3:00 pm to 4:00 pm
GHC 8102
Abstract:
The fields of Machine Learning and Data Science generally follow the paradigm that “the ends justify the means”, where improving predictive power of an algorithm is considered of paramount value, even when implemented at the expense of model intelligibility. While accuracy is an important performance metric, interpretability should be a major consideration for many application domains. This is particularly true for decision support systems where a human must ultimately take responsibility for their decision based on machine recommendations. Other times, applying the most powerful state-of-the-art learning models to data may not be necessary in order to make confident predictions, and in those cases, interpretability can be maintained by keeping algorithms as simple as possible.

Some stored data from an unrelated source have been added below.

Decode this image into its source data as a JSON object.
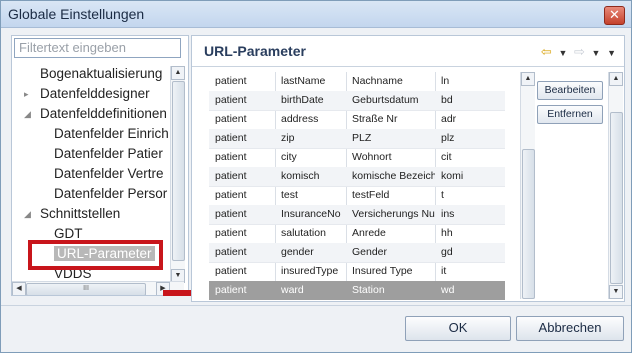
{
  "window": {
    "title": "Globale Einstellungen",
    "close_glyph": "✕"
  },
  "filter": {
    "placeholder": "Filtertext eingeben"
  },
  "tree": {
    "items": [
      {
        "label": "Bogenaktualisierung",
        "indent": 0
      },
      {
        "label": "Datenfelddesigner",
        "indent": 0,
        "arrow": "▸"
      },
      {
        "label": "Datenfelddefinitionen",
        "indent": 0,
        "arrow": "◢"
      },
      {
        "label": "Datenfelder Einrich",
        "indent": 1
      },
      {
        "label": "Datenfelder Patier",
        "indent": 1
      },
      {
        "label": "Datenfelder Vertre",
        "indent": 1
      },
      {
        "label": "Datenfelder Persor",
        "indent": 1
      },
      {
        "label": "Schnittstellen",
        "indent": 0,
        "arrow": "◢"
      },
      {
        "label": "GDT",
        "indent": 1
      },
      {
        "label": "URL-Parameter",
        "indent": 1,
        "selected": true
      },
      {
        "label": "VDDS",
        "indent": 1
      }
    ]
  },
  "right": {
    "title": "URL-Parameter",
    "nav_icons": [
      "arrow-left-icon",
      "dropdown-icon",
      "arrow-right-icon",
      "dropdown-icon",
      "dropdown-icon"
    ],
    "rows": [
      [
        "patient",
        "lastName",
        "Nachname",
        "ln"
      ],
      [
        "patient",
        "birthDate",
        "Geburtsdatum",
        "bd"
      ],
      [
        "patient",
        "address",
        "Straße Nr",
        "adr"
      ],
      [
        "patient",
        "zip",
        "PLZ",
        "plz"
      ],
      [
        "patient",
        "city",
        "Wohnort",
        "cit"
      ],
      [
        "patient",
        "komisch",
        "komische Bezeichnung",
        "komi"
      ],
      [
        "patient",
        "test",
        "testFeld",
        "t"
      ],
      [
        "patient",
        "InsuranceNo",
        "Versicherungs Nummer",
        "ins"
      ],
      [
        "patient",
        "salutation",
        "Anrede",
        "hh"
      ],
      [
        "patient",
        "gender",
        "Gender",
        "gd"
      ],
      [
        "patient",
        "insuredType",
        "Insured Type",
        "it"
      ],
      [
        "patient",
        "ward",
        "Station",
        "wd"
      ]
    ],
    "selected_row": 11,
    "edit_label": "Bearbeiten",
    "remove_label": "Entfernen"
  },
  "footer": {
    "ok_label": "OK",
    "cancel_label": "Abbrechen"
  },
  "colors": {
    "highlight": "#c8151b",
    "selection": "#9e9e9e"
  }
}
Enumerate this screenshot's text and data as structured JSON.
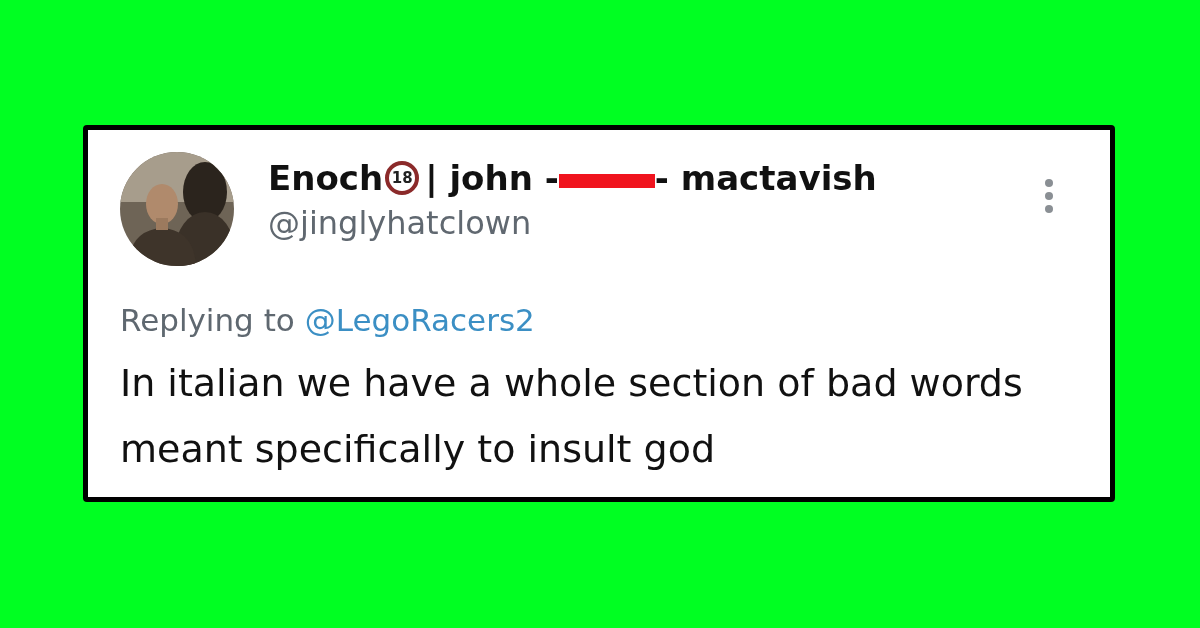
{
  "tweet": {
    "display_name": {
      "first": "Enoch",
      "badge": "18",
      "middle": "| john -",
      "redacted": true,
      "last": "- mactavish"
    },
    "handle": "@jinglyhatclown",
    "reply": {
      "prefix": "Replying to",
      "mention": "@LegoRacers2"
    },
    "text": "In italian we have a whole section of bad words meant specifically to insult god"
  }
}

I will be sharing a novel bounding box algorithm which finds easy-to-understand, low-dimensional structure in data. I will then discuss a few use cases where we can leverage these simple structures to provide interpretable answers to potentially complex questions. Finally, I will show that for a given data set, some data are ‘harder’ than others. I will present a staged model framework which provides interpretable predictions for the ‘easy’ data, while allowing the ‘hard’ data to be processed by a more powerful and more complex alternative model. Across a survey of some publicly available data sets, I will show that a significant amount of data can be confidently handled with a simple model, without incurring a statistically distinguishable loss in accuracy compared to a more powerful black-box model.
Committee:
Artur Dubrawski
Barnabás Póczos
Deva Ramanan
Matt Barnes